Tout parait très sérieux et organisé comme un colloque universitaire plutôt qu’une rencontre politique ou autre. Mais on ne sait pas trop. Et on n’en saura rien jusqu’à la fin de la prestation. Car tout le jeu de la pièce consiste à ne rien dire, ou seulement dire de manière si désordonnée et décousue que finalement on n’en tire rien, absolument rien.
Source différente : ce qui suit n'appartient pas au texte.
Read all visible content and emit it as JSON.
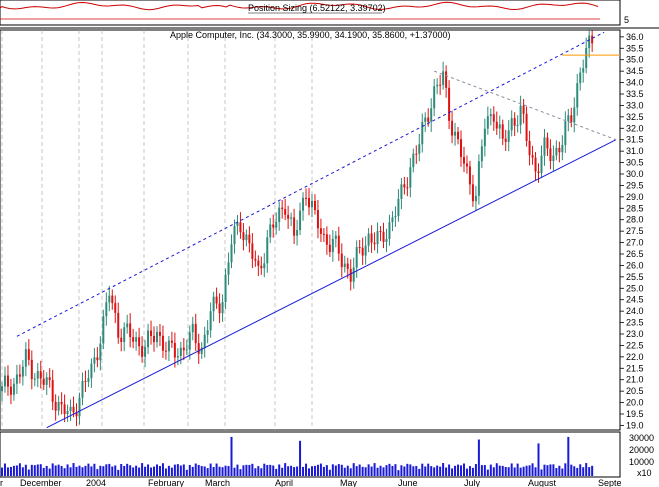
{
  "colors": {
    "up": "#2e8b7a",
    "down": "#dd1111",
    "line_blue": "#1a1ad6",
    "dotted_gray": "#8a8aa0",
    "volume": "#1a1ad6",
    "indicator": "#cc0000",
    "gridline": "#b0b0b0",
    "resistance_orange": "#ff9900"
  },
  "top_panel": {
    "label": "Position Sizing (6.52122, 3.39702)",
    "axis_label": "5"
  },
  "price_panel": {
    "label": "Apple Computer, Inc. (34.3000, 35.9900, 34.1900, 35.8600, +1.37000)"
  },
  "x_labels": [
    "r",
    "December",
    "2004",
    "February",
    "March",
    "April",
    "May",
    "June",
    "July",
    "August",
    "Septe"
  ],
  "volume_ticks": [
    "30000",
    "20000",
    "10000",
    "x10"
  ],
  "chart_data": {
    "type": "candlestick",
    "title": "Apple Computer, Inc. (34.3000, 35.9900, 34.1900, 35.8600, +1.37000)",
    "ylim": [
      18.8,
      36.3
    ],
    "yticks": [
      19.0,
      19.5,
      20.0,
      20.5,
      21.0,
      21.5,
      22.0,
      22.5,
      23.0,
      23.5,
      24.0,
      24.5,
      25.0,
      25.5,
      26.0,
      26.5,
      27.0,
      27.5,
      28.0,
      28.5,
      29.0,
      29.5,
      30.0,
      30.5,
      31.0,
      31.5,
      32.0,
      32.5,
      33.0,
      33.5,
      34.0,
      34.5,
      35.0,
      35.5,
      36.0
    ],
    "grid": true,
    "price_path": [
      [
        0,
        20.5
      ],
      [
        4,
        20.9
      ],
      [
        8,
        21.8
      ],
      [
        12,
        21.2
      ],
      [
        16,
        20.6
      ],
      [
        20,
        19.7
      ],
      [
        23,
        19.4
      ],
      [
        26,
        20.3
      ],
      [
        30,
        21.4
      ],
      [
        34,
        23.4
      ],
      [
        36,
        24.8
      ],
      [
        39,
        23.2
      ],
      [
        43,
        22.9
      ],
      [
        48,
        22.4
      ],
      [
        52,
        23.1
      ],
      [
        56,
        22.2
      ],
      [
        60,
        22.3
      ],
      [
        64,
        22.9
      ],
      [
        67,
        22.4
      ],
      [
        70,
        23.9
      ],
      [
        74,
        24.6
      ],
      [
        77,
        27.0
      ],
      [
        80,
        27.9
      ],
      [
        83,
        26.8
      ],
      [
        86,
        25.6
      ],
      [
        89,
        27.2
      ],
      [
        92,
        27.9
      ],
      [
        95,
        28.8
      ],
      [
        98,
        27.1
      ],
      [
        102,
        29.4
      ],
      [
        105,
        28.0
      ],
      [
        108,
        27.2
      ],
      [
        111,
        27.0
      ],
      [
        114,
        26.2
      ],
      [
        117,
        25.7
      ],
      [
        120,
        26.5
      ],
      [
        123,
        27.3
      ],
      [
        127,
        27.0
      ],
      [
        131,
        28.1
      ],
      [
        134,
        29.0
      ],
      [
        137,
        30.4
      ],
      [
        140,
        31.3
      ],
      [
        143,
        32.8
      ],
      [
        145,
        33.6
      ],
      [
        148,
        34.2
      ],
      [
        150,
        32.7
      ],
      [
        153,
        31.2
      ],
      [
        156,
        30.0
      ],
      [
        159,
        29.1
      ],
      [
        162,
        32.1
      ],
      [
        165,
        32.8
      ],
      [
        168,
        31.2
      ],
      [
        171,
        32.3
      ],
      [
        174,
        32.7
      ],
      [
        176,
        31.5
      ],
      [
        179,
        30.2
      ],
      [
        182,
        31.0
      ],
      [
        185,
        30.9
      ],
      [
        188,
        31.4
      ],
      [
        191,
        32.6
      ],
      [
        194,
        34.5
      ],
      [
        196,
        35.2
      ],
      [
        198,
        35.9
      ]
    ],
    "volume_spikes": [
      [
        77,
        30000
      ],
      [
        100,
        27000
      ],
      [
        160,
        28000
      ],
      [
        180,
        25000
      ],
      [
        190,
        30000
      ]
    ],
    "trend_lines": [
      {
        "style": "solid",
        "from": [
          15,
          18.9
        ],
        "to": [
          206,
          31.5
        ]
      },
      {
        "style": "dashed",
        "from": [
          5,
          22.9
        ],
        "to": [
          202,
          36.2
        ]
      },
      {
        "style": "dotted",
        "from": [
          145,
          34.5
        ],
        "to": [
          206,
          31.5
        ]
      }
    ],
    "resistance_level": 35.2
  }
}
L’idée de départ n’est pas mauvaise. Et pour avoir participé à bien des colloques universitaires, j’ai pensé que la performance n’était pas sans ressemblance avec ce que j’avais parfois vécu. Mais cette idée de départ suffit-elle à construire une pièce de théâtre de près d’une heure et demie? Je me questionne un peu…
À son commencement, la pièce est assez drôle. Il faut dire qu’elle est interprétée par trois acteurs vraiment talentueux. Chacun des personnages est bien travaillé avec sa tenue vestimentaire, ses obsessions et ses névroses.
Karine Gonthier-Hyndman dans le rôle de Marie-Luc, vogue en permanence entre agacement et hystérie. Vêtue de manière très voyante, elle ne risque pas de passer inaperçue. C’est elle qui semble la plus brillante de l’assemblée, même si elle s’emmêle (et c’est peu de le dire) à la seule présentation des consignes de sécurité pour l’évacuation des spectateurs. Il y a ensuite Lothaire, interprété par Olivier Morin, un personnage très sympathique, sensible et émotif, et passablement décalé de la réalité. Avec sa raie au milieu sur ses cheveux gominés et sa large cravate, il ne répond pas aux stéréotypes de la masculinité qu’on pourrait attendre du seul homme de ce genre d’assemblée.
Enfin, il y a Claude interprétée par Raphaëlle Lalande, celle qui contre toute attente va être l’objet des plus fortes attentions. Avec son jean et sa chemisette décontractée, elle a le look de l’universitaire transparente qui se soucie bien peu de sa tenue vestimentaire. Un quatrième est absent. Sa chaise reste vide. Même si les trois autres renoncent à l’attendre, son absence plane jusqu’au bout, sans qu’on puisse obtenir le fin mot de l’histoire.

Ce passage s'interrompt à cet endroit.